La lavande et le lavandin, deux joyaux de la famille des Lamiaceae, sont souvent confondus en raison de leurs aspects similaires et de leurs parfums captivants. Malgré leurs ressemblances, ces plantes présentent des caractéristiques distinctes, tant au niveau de leur origine que de leur utilisation et de leurs propriétés. La lavande, véritable symbole des régions méditerranéennes, est appréciée pour ses vertus médicinales et son parfum délicat, alors que le lavandin, un hybride robuste, est reconnu pour son rendement élevé en huile essentielle et son utilisation répandue dans l'industrie. Bien qu'elles partagent un aspect florissant évoquant les paysages de Provence, leur comportement dans la nature et au jardin est bien différent. Analysons de plus près leurs particularités pour mieux comprendre ces plantes fascinantes.
Les lavandes
La Lavande vraie (Lavandula angustifolia ou vera), également connue sous le nom de Lavande officinale ou Lavande fine, est originaire des régions méditerranéennes. Elle prospère naturellement à des altitudes supérieures à 800 mètres sur des sols bien drainés, faisant d'elle une plante assez rustique. Ce sous-arbrisseau affectionne particulièrement les sols calcaires et l'ensoleillement. Ses petites fleurs en épis, souvent teintées de violet et de bleu, et son feuillage argenté aromatique la rendent facilement identifiable. Avec sa forme naturellement arrondie, la lavande crée des buissons compacts.
Prisée pour ses propriétés thérapeutiques en aromathérapie et dans les cosmétiques, cette lavande est également utilisée dans la parfumerie de luxe grâce à son arôme subtil et délicat. L'huile essentielle de lavande vraie se caractérise par une haute concentration en linalol et en acétate de linalyle, reconnus pour leurs effets relaxants. Pour obtenir un litre d'huile essentielle de lavande vraie, il faut récolter environ un quintal de fleurs. La France, avec une production de 120 tonnes d'huile essentielle, se classe au deuxième rang mondial, avec les plus grandes cultures situées dans les Alpes-de-Haute-Provence, tandis que la Drôme et le Vaucluse occupent respectivement les deuxième et troisième places.

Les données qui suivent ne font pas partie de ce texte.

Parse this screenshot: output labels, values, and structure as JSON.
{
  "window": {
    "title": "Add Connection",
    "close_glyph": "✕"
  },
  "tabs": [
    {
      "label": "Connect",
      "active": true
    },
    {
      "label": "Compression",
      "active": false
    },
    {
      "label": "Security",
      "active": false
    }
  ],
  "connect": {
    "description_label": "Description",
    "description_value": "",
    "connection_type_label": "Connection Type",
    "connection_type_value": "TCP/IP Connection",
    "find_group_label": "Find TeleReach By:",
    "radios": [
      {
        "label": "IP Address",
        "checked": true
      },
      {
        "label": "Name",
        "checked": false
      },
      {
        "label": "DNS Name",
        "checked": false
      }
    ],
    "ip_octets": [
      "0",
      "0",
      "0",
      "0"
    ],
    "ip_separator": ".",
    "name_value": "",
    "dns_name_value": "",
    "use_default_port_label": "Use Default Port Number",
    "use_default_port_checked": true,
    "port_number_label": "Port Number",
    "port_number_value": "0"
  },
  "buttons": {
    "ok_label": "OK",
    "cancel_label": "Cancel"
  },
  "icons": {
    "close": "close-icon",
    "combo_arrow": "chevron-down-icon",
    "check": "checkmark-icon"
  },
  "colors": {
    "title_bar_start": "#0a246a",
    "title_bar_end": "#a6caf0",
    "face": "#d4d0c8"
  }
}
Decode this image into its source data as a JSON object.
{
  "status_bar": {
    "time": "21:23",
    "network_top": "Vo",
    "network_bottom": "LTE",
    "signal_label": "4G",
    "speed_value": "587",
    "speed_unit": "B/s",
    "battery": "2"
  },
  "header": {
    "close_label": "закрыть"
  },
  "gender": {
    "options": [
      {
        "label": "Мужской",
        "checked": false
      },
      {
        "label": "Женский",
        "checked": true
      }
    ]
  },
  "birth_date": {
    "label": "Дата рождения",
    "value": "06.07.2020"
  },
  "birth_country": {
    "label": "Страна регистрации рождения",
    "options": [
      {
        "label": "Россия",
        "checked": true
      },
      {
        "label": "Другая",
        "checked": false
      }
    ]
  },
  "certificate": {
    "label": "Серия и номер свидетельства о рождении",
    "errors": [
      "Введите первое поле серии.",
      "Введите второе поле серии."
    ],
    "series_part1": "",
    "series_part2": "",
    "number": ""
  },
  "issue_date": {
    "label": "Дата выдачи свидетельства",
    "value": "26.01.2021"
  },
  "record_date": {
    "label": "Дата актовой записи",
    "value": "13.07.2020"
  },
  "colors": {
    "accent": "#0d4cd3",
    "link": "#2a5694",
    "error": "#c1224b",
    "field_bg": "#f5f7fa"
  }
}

La Lavande aspic (Lavandula spica ou Lavandula latifolia) est une autre espèce appréciée, poussant dans des zones méditerranéennes moyennement montagneuses. Cette variété, qui atteint 80 cm de hauteur, se distingue par ses feuilles fines et ses floraisons bleues-violacées. Son huile essentielle, aux notes camphrées, est également utilisée en aromathérapie et dans l'industrie.
Quant à la Lavande papillon (Lavandula stoechas), elle peut atteindre 1,10 mètre. Plus ramifiée que la Lavande vraie, son feuillage est plus clair et ses fleurs, plus grandes, sont surmontées de bractées évoquant des papillons. En revanche, elle est peu rustique, n'appréciant pas les sols calcaires et nécessitant un sol sableux pour prospérer.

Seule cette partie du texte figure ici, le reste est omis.